How far does a girl’s voice travel? Josie Patel was barely audible to the five adults gathered around her in the Patels’ family room. The detectives kept glancing worriedly at the microcassette recorder, making sure that the voice-activated microphone was picking up her words. If Dale Hartigan had been in the next room, he might not have heard the girl’s voice. But he was in his old bed, asleep in his ex-wife’s arms.

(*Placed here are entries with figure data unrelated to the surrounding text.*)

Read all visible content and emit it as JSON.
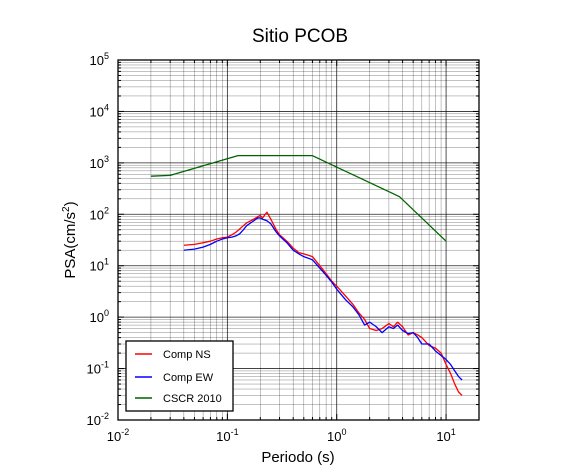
{
  "chart_data": {
    "type": "line",
    "title": "Sitio PCOB",
    "xlabel": "Periodo (s)",
    "ylabel_base": "PSA(cm/s",
    "ylabel_sup": "2",
    "ylabel_close": ")",
    "xscale": "log",
    "yscale": "log",
    "xlim": [
      0.01,
      20
    ],
    "ylim": [
      0.01,
      100000
    ],
    "grid": true,
    "legend_position": "bottom-left",
    "x_ticks": [
      {
        "value": 0.01,
        "base": "10",
        "exp": "-2"
      },
      {
        "value": 0.1,
        "base": "10",
        "exp": "-1"
      },
      {
        "value": 1,
        "base": "10",
        "exp": "0"
      },
      {
        "value": 10,
        "base": "10",
        "exp": "1"
      }
    ],
    "y_ticks": [
      {
        "value": 0.01,
        "base": "10",
        "exp": "-2"
      },
      {
        "value": 0.1,
        "base": "10",
        "exp": "-1"
      },
      {
        "value": 1,
        "base": "10",
        "exp": "0"
      },
      {
        "value": 10,
        "base": "10",
        "exp": "1"
      },
      {
        "value": 100,
        "base": "10",
        "exp": "2"
      },
      {
        "value": 1000,
        "base": "10",
        "exp": "3"
      },
      {
        "value": 10000,
        "base": "10",
        "exp": "4"
      },
      {
        "value": 100000,
        "base": "10",
        "exp": "5"
      }
    ],
    "series": [
      {
        "name": "Comp NS",
        "color": "#ff0000",
        "x": [
          0.04,
          0.05,
          0.06,
          0.07,
          0.08,
          0.09,
          0.1,
          0.11,
          0.12,
          0.13,
          0.14,
          0.15,
          0.17,
          0.19,
          0.2,
          0.21,
          0.23,
          0.25,
          0.28,
          0.3,
          0.35,
          0.4,
          0.45,
          0.5,
          0.55,
          0.6,
          0.7,
          0.8,
          0.9,
          1.0,
          1.2,
          1.4,
          1.6,
          1.8,
          2.0,
          2.3,
          2.6,
          3.0,
          3.3,
          3.6,
          4.0,
          4.5,
          5.0,
          5.5,
          6.0,
          7.0,
          8.0,
          9.0,
          10.0,
          11.0,
          12.0,
          13.0,
          14.0
        ],
        "y": [
          25,
          26,
          28,
          30,
          33,
          35,
          36,
          40,
          45,
          52,
          60,
          68,
          78,
          90,
          95,
          85,
          110,
          80,
          50,
          40,
          30,
          22,
          18,
          17,
          16,
          15,
          10,
          7,
          5,
          4,
          2.6,
          1.8,
          1.2,
          0.9,
          0.6,
          0.55,
          0.6,
          0.75,
          0.65,
          0.8,
          0.65,
          0.45,
          0.5,
          0.45,
          0.4,
          0.28,
          0.25,
          0.2,
          0.12,
          0.08,
          0.05,
          0.035,
          0.03
        ]
      },
      {
        "name": "Comp EW",
        "color": "#0000ff",
        "x": [
          0.04,
          0.05,
          0.06,
          0.07,
          0.08,
          0.09,
          0.1,
          0.11,
          0.12,
          0.13,
          0.14,
          0.15,
          0.17,
          0.19,
          0.2,
          0.21,
          0.23,
          0.25,
          0.28,
          0.3,
          0.35,
          0.4,
          0.45,
          0.5,
          0.55,
          0.6,
          0.7,
          0.8,
          0.9,
          1.0,
          1.2,
          1.4,
          1.6,
          1.8,
          2.0,
          2.3,
          2.6,
          3.0,
          3.3,
          3.6,
          4.0,
          4.5,
          5.0,
          5.5,
          6.0,
          7.0,
          8.0,
          9.0,
          10.0,
          11.0,
          12.0,
          13.0,
          14.0
        ],
        "y": [
          20,
          21,
          23,
          26,
          30,
          33,
          35,
          36,
          38,
          42,
          50,
          60,
          72,
          85,
          85,
          80,
          75,
          65,
          45,
          38,
          28,
          20,
          17,
          15,
          14,
          13,
          9,
          6.5,
          4.8,
          3.5,
          2.2,
          1.6,
          1.1,
          0.7,
          0.8,
          0.65,
          0.5,
          0.65,
          0.6,
          0.7,
          0.55,
          0.48,
          0.5,
          0.4,
          0.3,
          0.3,
          0.22,
          0.18,
          0.15,
          0.12,
          0.09,
          0.07,
          0.06
        ]
      },
      {
        "name": "CSCR 2010",
        "color": "#006400",
        "x": [
          0.02,
          0.03,
          0.125,
          0.6,
          3.75,
          10
        ],
        "y": [
          550,
          570,
          1380,
          1380,
          220,
          30
        ]
      }
    ]
  }
}
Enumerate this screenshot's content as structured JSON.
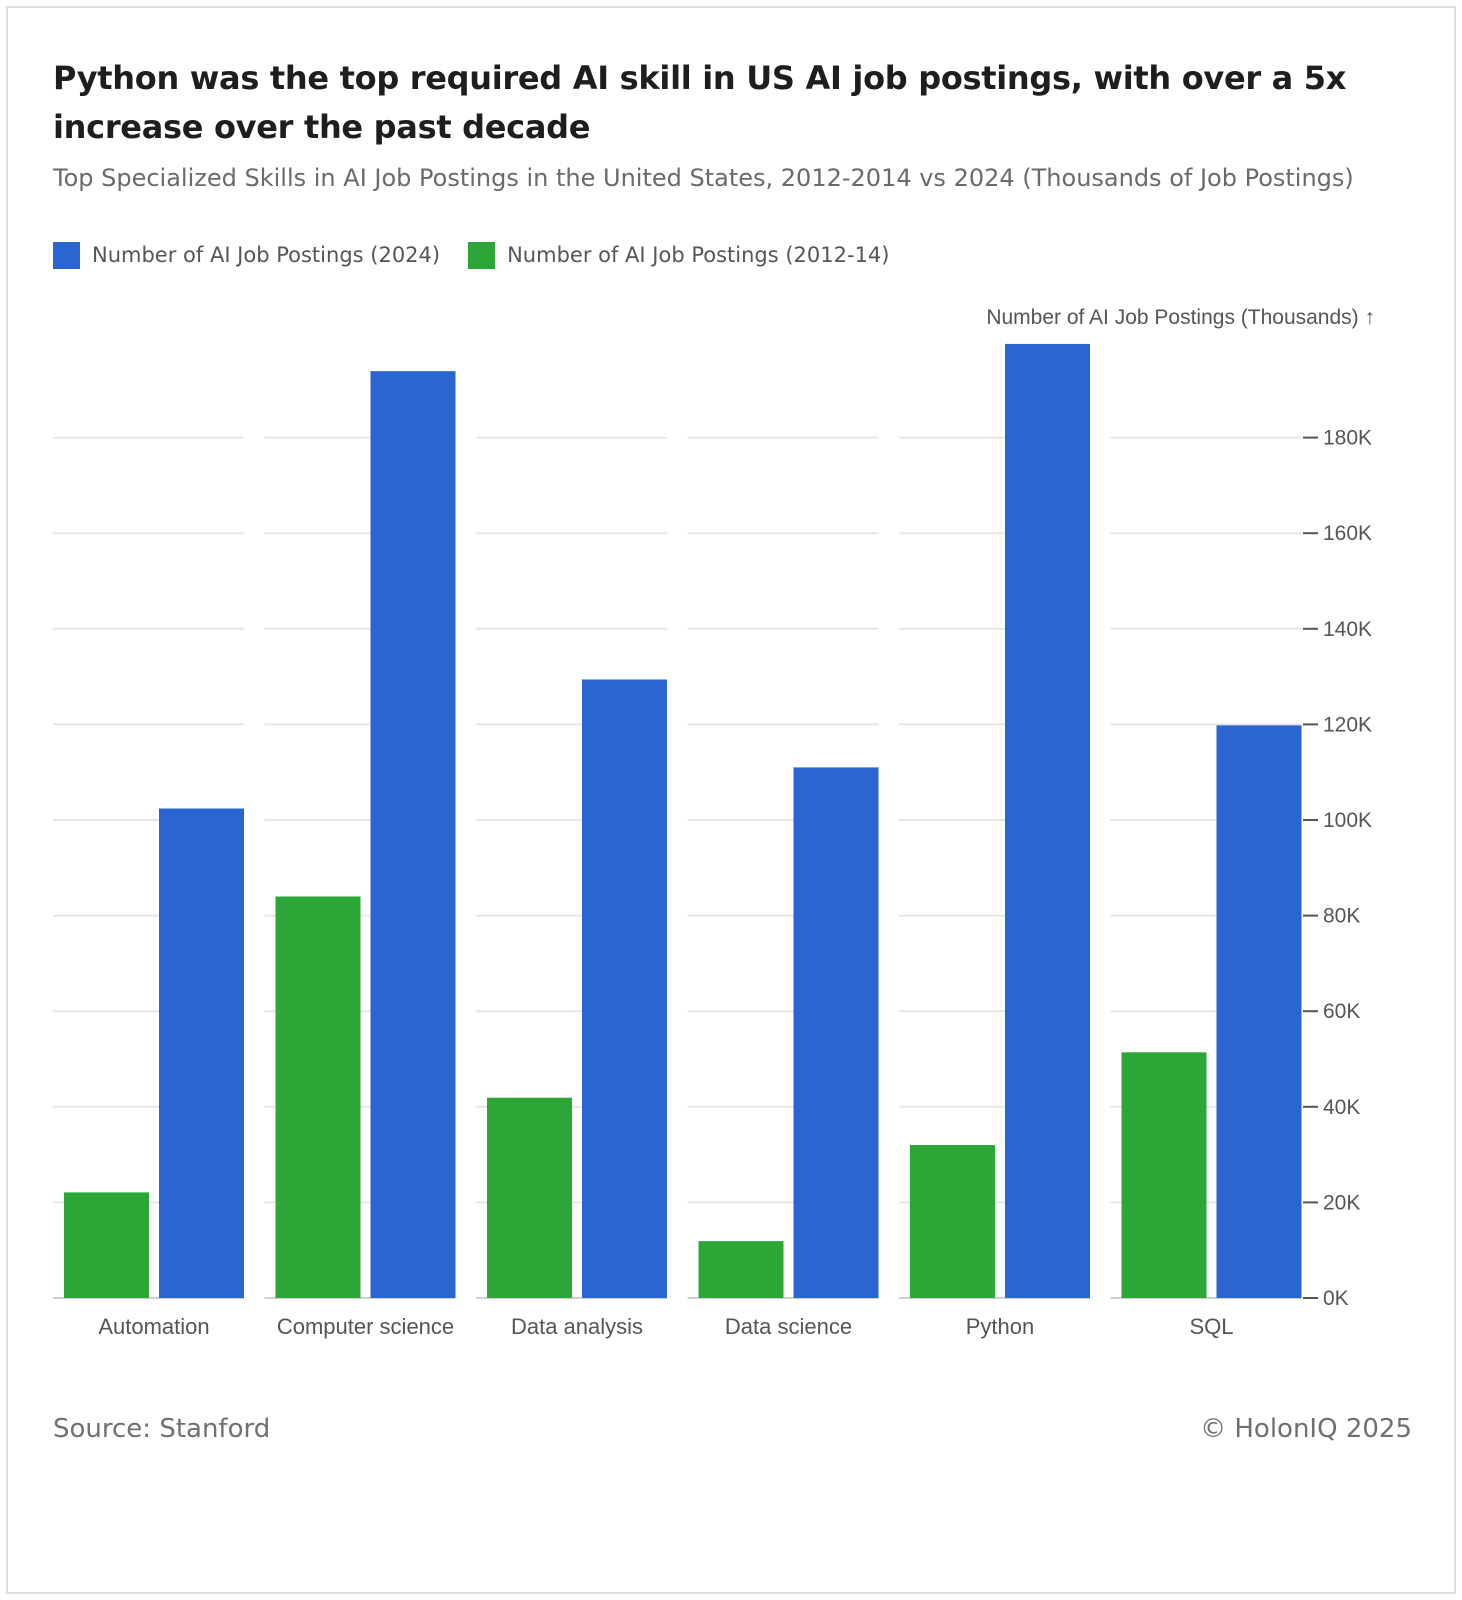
{
  "title": "Python was the top required AI skill in US AI job postings, with over a 5x increase over the past decade",
  "subtitle": "Top Specialized Skills in AI Job Postings in the United States, 2012-2014 vs 2024 (Thousands of Job Postings)",
  "source": "Source: Stanford",
  "copyright": "© HolonIQ 2025",
  "colors": {
    "series_2024": "#2a66cf",
    "series_2012_14": "#2ba637",
    "grid": "#e6e6e6",
    "axis_text": "#555555"
  },
  "chart_data": {
    "type": "bar",
    "title": "Python was the top required AI skill in US AI job postings, with over a 5x increase over the past decade",
    "subtitle": "Top Specialized Skills in AI Job Postings in the United States, 2012-2014 vs 2024 (Thousands of Job Postings)",
    "ylabel": "Number of AI Job Postings (Thousands) ↑",
    "categories": [
      "Automation",
      "Computer science",
      "Data analysis",
      "Data science",
      "Python",
      "SQL"
    ],
    "series": [
      {
        "name": "Number of AI Job Postings (2012-14)",
        "color": "#2ba637",
        "values": [
          22.1,
          84.0,
          41.9,
          11.9,
          32.0,
          51.4
        ]
      },
      {
        "name": "Number of AI Job Postings (2024)",
        "color": "#2a66cf",
        "values": [
          102.4,
          193.9,
          129.4,
          111.0,
          199.6,
          119.8
        ]
      }
    ],
    "legend_order": [
      "Number of AI Job Postings (2024)",
      "Number of AI Job Postings (2012-14)"
    ],
    "yticks": [
      0,
      20,
      40,
      60,
      80,
      100,
      120,
      140,
      160,
      180
    ],
    "ytick_labels": [
      "0K",
      "20K",
      "40K",
      "60K",
      "80K",
      "100K",
      "120K",
      "140K",
      "160K",
      "180K"
    ],
    "ylim": [
      0,
      200
    ],
    "grid": true,
    "yaxis_side": "right",
    "legend_position": "top-left"
  }
}
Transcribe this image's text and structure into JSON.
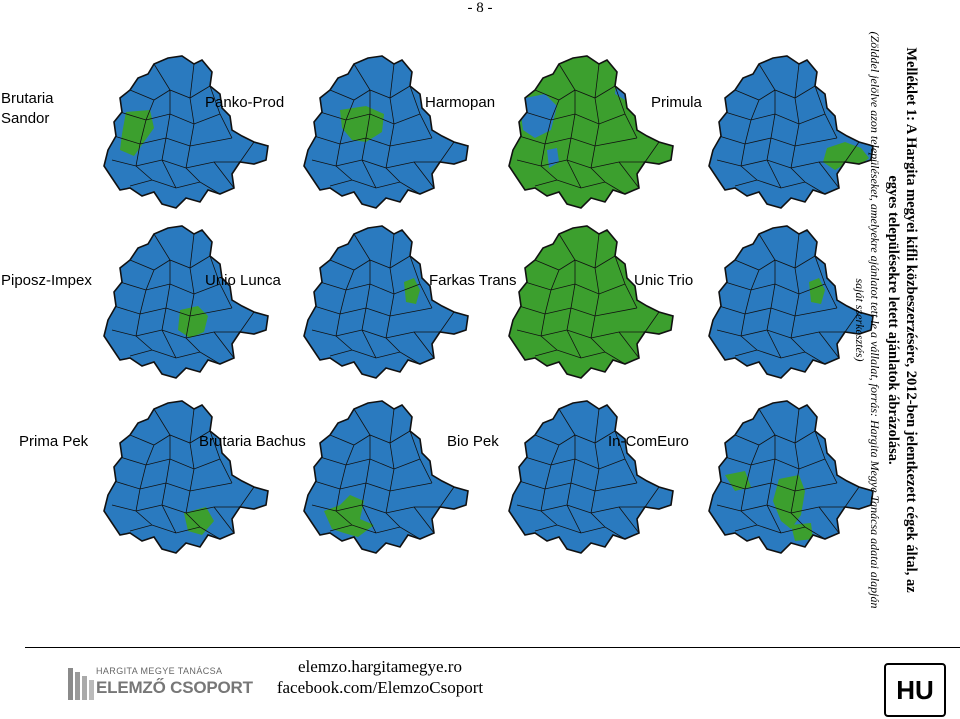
{
  "page_number": "- 8 -",
  "colors": {
    "no_bid": "#2a7abf",
    "bid": "#3c9f2e",
    "border": "#111111"
  },
  "maps": [
    {
      "company": "Brutaria\nSandor",
      "bid_regions": [
        "upper-left"
      ]
    },
    {
      "company": "Panko-Prod",
      "bid_regions": [
        "upper-center"
      ]
    },
    {
      "company": "Harmopan",
      "bid_regions": [
        "most"
      ]
    },
    {
      "company": "Primula",
      "bid_regions": [
        "lower-right"
      ]
    },
    {
      "company": "Piposz-Impex",
      "bid_regions": [
        "middle-left"
      ]
    },
    {
      "company": "Unio Lunca",
      "bid_regions": [
        "small-right"
      ]
    },
    {
      "company": "Farkas Trans",
      "bid_regions": [
        "all"
      ]
    },
    {
      "company": "Unic Trio",
      "bid_regions": [
        "small-right"
      ]
    },
    {
      "company": "Prima Pek",
      "bid_regions": [
        "lower-center"
      ]
    },
    {
      "company": "Brutaria Bachus",
      "bid_regions": [
        "lower-left"
      ]
    },
    {
      "company": "Bio Pek",
      "bid_regions": []
    },
    {
      "company": "In-ComEuro",
      "bid_regions": [
        "lower-mixed"
      ]
    }
  ],
  "caption": {
    "title": "Melléklet 1: A Hargita megyei kifli közbeszerzésére, 2012-ben jelentkezett cégek által, az egyes településekre letett ajánlatok ábrázolása.",
    "note": "(Zölddel jelölve azon településeket, amelyekre ajánlatot tett le a vállalat, forrás: Hargita Megye Tanácsa adatai alapján saját szerkesztés)"
  },
  "footer": {
    "logo_line1": "HARGITA MEGYE TANÁCSA",
    "logo_line2": "ELEMZŐ CSOPORT",
    "website": "elemzo.hargitamegye.ro",
    "facebook": "facebook.com/ElemzoCsoport",
    "language_badge": "HU"
  }
}
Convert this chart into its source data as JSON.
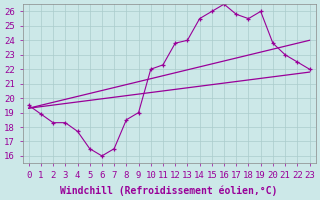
{
  "background_color": "#cce8e8",
  "line_color": "#990099",
  "marker": "+",
  "xlabel": "Windchill (Refroidissement éolien,°C)",
  "ylabel_ticks": [
    16,
    17,
    18,
    19,
    20,
    21,
    22,
    23,
    24,
    25,
    26
  ],
  "xtick_labels": [
    "0",
    "1",
    "2",
    "3",
    "4",
    "5",
    "6",
    "7",
    "8",
    "9",
    "10",
    "11",
    "12",
    "13",
    "14",
    "15",
    "16",
    "17",
    "18",
    "19",
    "20",
    "21",
    "22",
    "23"
  ],
  "xlim": [
    -0.5,
    23.5
  ],
  "ylim": [
    15.5,
    26.5
  ],
  "series1_x": [
    0,
    1,
    2,
    3,
    4,
    5,
    6,
    7,
    8,
    9,
    10,
    11,
    12,
    13,
    14,
    15,
    16,
    17,
    18,
    19,
    20,
    21,
    22,
    23
  ],
  "series1_y": [
    19.5,
    18.9,
    18.3,
    18.3,
    17.7,
    16.5,
    16.0,
    16.5,
    18.5,
    19.0,
    22.0,
    22.3,
    23.8,
    24.0,
    25.5,
    26.0,
    26.5,
    25.8,
    25.5,
    26.0,
    23.8,
    23.0,
    22.5,
    22.0
  ],
  "series2_x": [
    0,
    23
  ],
  "series2_y": [
    19.3,
    21.8
  ],
  "series3_x": [
    0,
    23
  ],
  "series3_y": [
    19.3,
    24.0
  ],
  "grid_color": "#aacccc",
  "xlabel_fontsize": 7,
  "tick_fontsize": 6.5
}
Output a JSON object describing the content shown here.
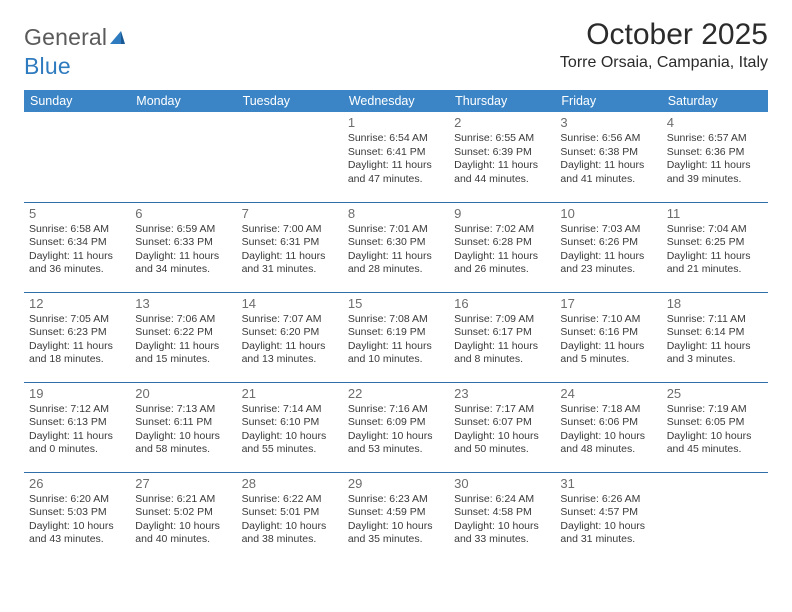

Later, when he pieced together the events of that night, he would remember that dreamless sleep as a blessing of sorts. For while it could not be said that this June evening was the last happy night that Dale Hartigan would ever know, it was the last innocent sleep of his life. When he had passed out next to Chloe, he was a victim of circumstance, undeserving of his fate. He was still a man who believed he could afford to know the why of things, and that those explanations would then lead to solutions he could effect. He had gone to sleep feeling that his life was still open, that he was not as thoroughly destroyed as he feared.
By morning he would wake to a world where five young people’s deaths, including his daughter’s, had been traced back to him. Six, if one counted Peter Lasko, and Dale did. He had not meant any of this to happen. All he had wanted was the very best for his daughter. Wasn’t that what everyone wanted?
But in the end it was Josie’s story, and Dale Hartigan never challenged her right to tell it, much less tried to contradict a word of it, unflattering and damaging as it was to him. Josie told it in her own ragged, discursive way, for there was no one else to shape her words. Not Perri, with her heightened sense of drama and narrative. Not Kat, with her tendency to edit out the problematic details, to gloss over anything unpleasant and unflattering. Not Eve, who had only Binnie’s version and one page of a letter. In the end it was Josie’s story, and she believed that every detail mattered-the cupcakes and the Ka-pe-jos, the jokes and the plays and the crushes.